Scuola, cellulari vietati in classe . Nelle ultime ore è arivata la circolare del ministro dell'Istruzione e del Merito, Giuseppe Valditara.

Scuola, cellulari vietati: è arrivata la circolare dal ministro dell’Istruzione e del Merito, Giuseppe Valditara. Il documento ufficiale vieta così l’utilizzo dello smartphone durante le ore di lezioni per tutelare lo studente ma anche l’insegnante.

Scuola, cellulari vietati in classe

A scuola è arrivato il divieto di utilizzare in classe durante le ore di lezione il cellulare. “L’interesse delle studentesse e degli studenti, che noi dobbiamo tutelare, è stare in classe per imparare – ha dichiarato in una nota il ministro dell’Istruzione e del Merito, Giuseppe Valditara -. Distrarsi con i cellulari non permette di seguire le lezioni in modo proficuo ed è inoltre una mancanza di rispetto verso la figura del docente, a cui è prioritario restituire autorevolezza”.

“L’interesse comune che intendo perseguire – aggiunge il ministro – è quello per una scuola seria, che rimetta al centro l’apprendimento e l’impegno.
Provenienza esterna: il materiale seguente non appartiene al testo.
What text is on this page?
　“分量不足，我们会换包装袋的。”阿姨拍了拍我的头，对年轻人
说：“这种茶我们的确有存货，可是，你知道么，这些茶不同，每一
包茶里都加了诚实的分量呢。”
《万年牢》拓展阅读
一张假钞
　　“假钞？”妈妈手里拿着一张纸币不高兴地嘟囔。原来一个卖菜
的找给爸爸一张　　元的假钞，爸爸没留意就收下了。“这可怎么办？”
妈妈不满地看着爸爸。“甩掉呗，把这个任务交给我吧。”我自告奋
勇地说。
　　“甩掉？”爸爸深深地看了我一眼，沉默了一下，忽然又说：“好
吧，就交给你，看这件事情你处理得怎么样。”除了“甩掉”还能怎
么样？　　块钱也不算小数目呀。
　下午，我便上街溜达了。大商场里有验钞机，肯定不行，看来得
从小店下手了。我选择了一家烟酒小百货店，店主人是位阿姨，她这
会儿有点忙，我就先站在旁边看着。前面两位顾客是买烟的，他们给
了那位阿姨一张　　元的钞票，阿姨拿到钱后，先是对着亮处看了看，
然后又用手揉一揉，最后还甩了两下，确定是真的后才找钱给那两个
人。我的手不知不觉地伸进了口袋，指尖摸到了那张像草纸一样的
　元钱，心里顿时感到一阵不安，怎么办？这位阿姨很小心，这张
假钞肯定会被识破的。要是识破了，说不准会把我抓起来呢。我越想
Una recente indagine conoscitiva della VII commissione del Senato ha anche evidenziato gli effetti dannosi che l’uso senza criterio dei dispositivi elettronici può avere su concentrazione, memoria, spirito critico dei ragazzi”. La scuola, sottolinea Valditara, “deve essere il luogo dove i talenti e la creatività dei giovani si esaltano, non vengono mortificati con un abuso reiterato dei telefonini”. 

Arriva la circolare del ministro Valditara

Sulla questione è arrivata anche una circolare firmata dal ministro Valditara, che così vieta l’utilizzo del cellulare in classe, “trattandosi di un elemento di distrazione propria e altrui e di una mancanza di rispetto verso i docenti, a cui è prioritario restituire autorevolezza“, afferma il ministro. “Con la circolare, non introduciamo sanzioni disciplinari, ci richiamiamo al senso di responsabilità. Invitiamo peraltro le scuole a garantire il rispetto delle norme in vigore e a promuovere, se necessario, più stringenti integrazioni dei regolamenti e dei Patti di corresponsabilità educativa, per impedire nei fatti l’utilizzo improprio di questi dispositivi”.